Spectral decomposition of irreversibility reveals structure of nonequilibrium activity in biological systems

Biological systems, such as cytoskeletal networks, exhibit stochastic mechanical fluctuations on mesoscopic scales which can violate detailed balance. The spatiotemporal structure of nonequilibrium activity on these scales remains unexplored, due to a lack of methods able to reliably quantify irreversibility. To probe activity in both space and time, we image spatially extended single-walled carbon nanotubes (SWNTs) embedded in actin-intact Xenopus cytoplasmic extract. Using normal mode decomposition of filament shape fluctuations, we infer the structure of the actomyosin-driven mechanical fluctuations.

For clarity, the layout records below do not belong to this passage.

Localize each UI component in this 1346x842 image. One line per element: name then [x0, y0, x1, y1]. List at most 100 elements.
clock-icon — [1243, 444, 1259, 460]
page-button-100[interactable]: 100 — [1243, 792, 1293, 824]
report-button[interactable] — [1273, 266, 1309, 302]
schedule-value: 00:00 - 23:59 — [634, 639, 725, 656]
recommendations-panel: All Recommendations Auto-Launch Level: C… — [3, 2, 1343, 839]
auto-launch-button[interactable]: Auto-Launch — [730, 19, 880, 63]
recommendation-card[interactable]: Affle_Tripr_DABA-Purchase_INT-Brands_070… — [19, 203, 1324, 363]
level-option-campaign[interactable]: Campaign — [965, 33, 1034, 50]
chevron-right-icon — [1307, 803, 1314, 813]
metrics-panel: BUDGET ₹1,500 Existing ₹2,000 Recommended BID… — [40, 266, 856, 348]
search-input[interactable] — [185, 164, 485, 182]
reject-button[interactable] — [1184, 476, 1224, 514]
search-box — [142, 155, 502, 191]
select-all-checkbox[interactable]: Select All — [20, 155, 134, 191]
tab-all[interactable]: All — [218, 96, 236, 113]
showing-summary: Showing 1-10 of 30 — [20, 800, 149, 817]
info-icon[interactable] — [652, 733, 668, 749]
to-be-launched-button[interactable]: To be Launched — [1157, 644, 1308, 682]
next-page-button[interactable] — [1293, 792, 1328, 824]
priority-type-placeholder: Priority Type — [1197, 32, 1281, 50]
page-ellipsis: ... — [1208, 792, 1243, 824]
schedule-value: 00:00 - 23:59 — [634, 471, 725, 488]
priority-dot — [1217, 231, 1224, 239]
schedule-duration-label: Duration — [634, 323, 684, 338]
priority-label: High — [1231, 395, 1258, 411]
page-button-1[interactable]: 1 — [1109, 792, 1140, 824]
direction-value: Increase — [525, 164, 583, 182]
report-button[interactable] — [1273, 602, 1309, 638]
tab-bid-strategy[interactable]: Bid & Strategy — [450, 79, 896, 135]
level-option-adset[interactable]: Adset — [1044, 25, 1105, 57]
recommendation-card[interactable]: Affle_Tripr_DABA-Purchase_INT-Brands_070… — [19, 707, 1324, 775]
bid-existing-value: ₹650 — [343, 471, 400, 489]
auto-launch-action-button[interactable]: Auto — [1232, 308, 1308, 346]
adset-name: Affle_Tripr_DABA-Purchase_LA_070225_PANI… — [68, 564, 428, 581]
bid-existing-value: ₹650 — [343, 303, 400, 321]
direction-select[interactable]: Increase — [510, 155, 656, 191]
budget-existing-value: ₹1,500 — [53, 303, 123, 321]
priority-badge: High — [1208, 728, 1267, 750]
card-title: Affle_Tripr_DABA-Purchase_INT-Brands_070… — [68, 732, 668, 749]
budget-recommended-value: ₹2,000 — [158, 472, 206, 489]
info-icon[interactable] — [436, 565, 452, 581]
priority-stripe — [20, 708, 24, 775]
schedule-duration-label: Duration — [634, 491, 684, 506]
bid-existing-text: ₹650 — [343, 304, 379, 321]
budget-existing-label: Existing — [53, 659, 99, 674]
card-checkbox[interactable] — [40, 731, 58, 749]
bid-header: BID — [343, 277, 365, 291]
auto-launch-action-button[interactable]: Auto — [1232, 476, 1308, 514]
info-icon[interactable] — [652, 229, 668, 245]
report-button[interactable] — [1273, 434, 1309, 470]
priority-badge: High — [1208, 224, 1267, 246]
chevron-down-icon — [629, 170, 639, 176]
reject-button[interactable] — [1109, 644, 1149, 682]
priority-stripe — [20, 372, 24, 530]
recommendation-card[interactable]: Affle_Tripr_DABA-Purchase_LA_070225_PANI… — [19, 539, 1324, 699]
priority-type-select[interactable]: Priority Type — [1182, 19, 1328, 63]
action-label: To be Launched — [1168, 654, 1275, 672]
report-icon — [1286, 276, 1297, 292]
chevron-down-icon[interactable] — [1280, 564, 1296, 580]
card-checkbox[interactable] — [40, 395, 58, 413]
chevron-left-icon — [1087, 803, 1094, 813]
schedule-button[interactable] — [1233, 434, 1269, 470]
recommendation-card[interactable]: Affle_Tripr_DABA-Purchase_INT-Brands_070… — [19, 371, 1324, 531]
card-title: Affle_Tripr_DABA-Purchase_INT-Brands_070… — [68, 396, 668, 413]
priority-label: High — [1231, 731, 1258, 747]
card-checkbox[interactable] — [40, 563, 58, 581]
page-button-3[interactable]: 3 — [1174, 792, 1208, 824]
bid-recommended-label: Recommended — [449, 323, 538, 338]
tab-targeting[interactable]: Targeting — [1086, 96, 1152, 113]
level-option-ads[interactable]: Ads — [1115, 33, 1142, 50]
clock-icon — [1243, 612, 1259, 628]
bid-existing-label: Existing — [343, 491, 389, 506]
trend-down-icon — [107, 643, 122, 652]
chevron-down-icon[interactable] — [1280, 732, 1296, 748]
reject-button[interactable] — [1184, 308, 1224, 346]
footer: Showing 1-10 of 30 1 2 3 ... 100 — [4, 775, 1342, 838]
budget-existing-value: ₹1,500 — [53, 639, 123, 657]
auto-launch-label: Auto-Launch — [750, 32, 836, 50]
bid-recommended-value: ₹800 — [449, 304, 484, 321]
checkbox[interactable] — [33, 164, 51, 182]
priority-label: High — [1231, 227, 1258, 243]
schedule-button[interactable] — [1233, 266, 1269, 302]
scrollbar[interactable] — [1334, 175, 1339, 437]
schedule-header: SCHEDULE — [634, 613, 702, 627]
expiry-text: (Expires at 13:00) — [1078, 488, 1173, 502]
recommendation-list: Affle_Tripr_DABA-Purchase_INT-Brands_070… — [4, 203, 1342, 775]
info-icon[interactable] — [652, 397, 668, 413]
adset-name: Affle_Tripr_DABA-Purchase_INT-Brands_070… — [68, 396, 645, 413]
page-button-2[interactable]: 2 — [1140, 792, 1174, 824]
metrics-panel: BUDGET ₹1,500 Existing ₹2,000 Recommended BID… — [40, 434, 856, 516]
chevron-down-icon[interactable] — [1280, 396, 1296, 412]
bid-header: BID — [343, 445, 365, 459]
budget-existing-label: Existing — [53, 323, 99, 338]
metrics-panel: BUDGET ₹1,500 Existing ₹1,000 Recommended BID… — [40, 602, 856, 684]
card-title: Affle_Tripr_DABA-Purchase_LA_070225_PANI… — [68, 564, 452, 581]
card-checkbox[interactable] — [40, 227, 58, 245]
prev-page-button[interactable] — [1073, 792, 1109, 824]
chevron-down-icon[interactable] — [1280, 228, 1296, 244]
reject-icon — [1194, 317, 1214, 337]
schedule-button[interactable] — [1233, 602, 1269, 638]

Metrics for irreversibility based on normal mode correlation functions quantify the spatiotemporal extent of nonequilibrium activity. To estimate the noise floor of our analysis, we compare our results to the fluctuations of SWNTs in an equilibrium, entangled F-actin gel. By altering network architecture and generating chemostatted ATP reservoirs, we probe the response of nonequilibrium activity to distinct perturbations. Our analysis quantifies the spatiotemporal structure of irreversibility on mesoscopic scales and shows it is affected by network mechanics and its coupling to the ATP chemical reservoir.